Device-based permissions in a Windows Printing environment

We have a student lab that uses a single color printer and multiple print queues to handle color and b/w prints. We're also using pcounter for our auditing. We're moving off of Novell's NDPS system and onto Windows 2008, and I've hit a bit of a wall in this instance. The printing managers want to have a single printer in this lab (a Ricoh printer in this case) and have two separate print objects for color and b/w jobs, and charge separately for either.

This is not a simple thing. PCounter's color detection is not reliable in this instance so we can't use that to keep color jobs out of the b/w queue. What seems to work is if we put two different printers on the lab-stations with locked down drivers. This model worked well in the Novell environment as students would have to add the Novell Client to their laptops in order to print color jobs to the b/w queue, and we never found any who did that. A Windows printing environment changes all that since just about anything can print to Windows Print objects these days.
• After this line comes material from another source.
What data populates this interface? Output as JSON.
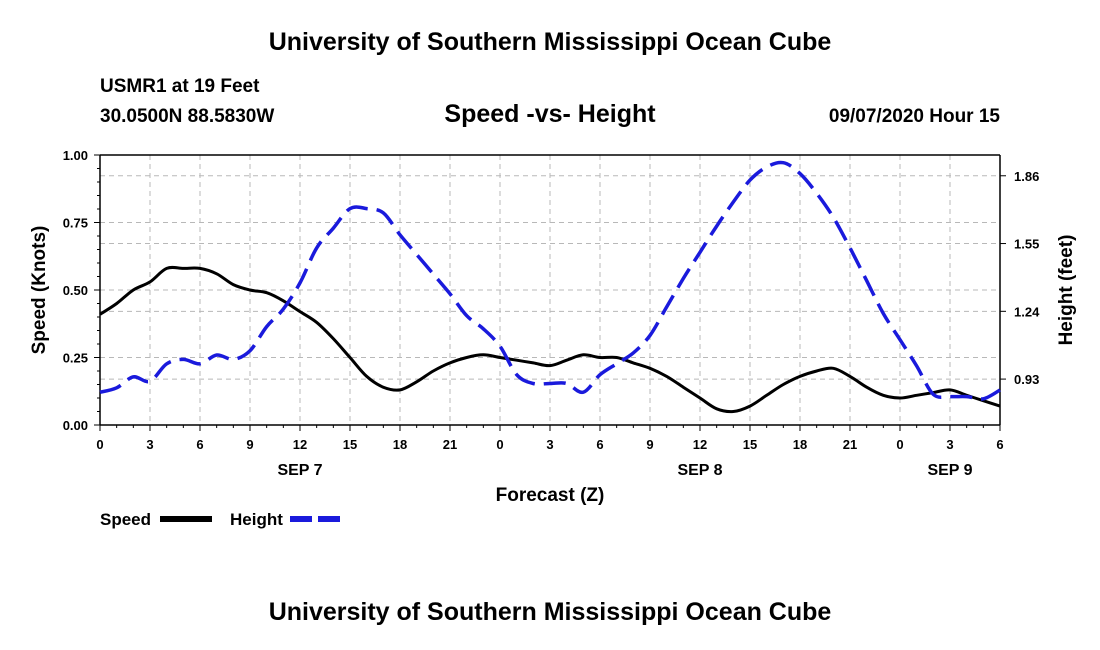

Our students will be able to use personal non-domained machines on the wireless network (and maybe the dorms) to map drives to the central file-servers, and presumably the central print-servers as well. We have zero ways to manage these privately owned, non-domained laptops, so do not have any kind of driver-level control; especially for all those MacBooks running around. This is why driver-level solutions are not viable.

We have to allow the entire student body to print to these printers, but we'd really like it if the spooler would only accept jobs from specific work-stations as well. Does the Windows printing environment support a feature like that?


There is no functionality in the Windows Spooler Service to allow you to set permissions on print queues based on computer used to submit a print job-- only the user.

The only even halfway decent idea that I'm coming up with is to firewall the print server queuing for this printer such that only those computers permitted to submit print jobs can access TCP ports 139 and 445. That would be tedious to configure and could cause you to need more server computer instances to service different combinations of printer and permitted computers.

I thought about trying to hack Microsoft's Internet Printing Protocol (IPP) server, but that's a really long shot. It allows users to submit jobs through HTTP over IIS, which does have the ability to permit / deny requests based on source IP or DNS name. That's a long shot, thought.

I also thought about using a custom "front-end" process running, say, an HP "direct print" (TCP port 9100) server to authorize jobs based on submitting device. It could pick them up, authorize the job, and then submit it to the back-end Windows queue. The problem there is that per-user authentication and accounting would be lost.

I think you'd do well to buttoning-down your existing queue permissions and living with per-user security.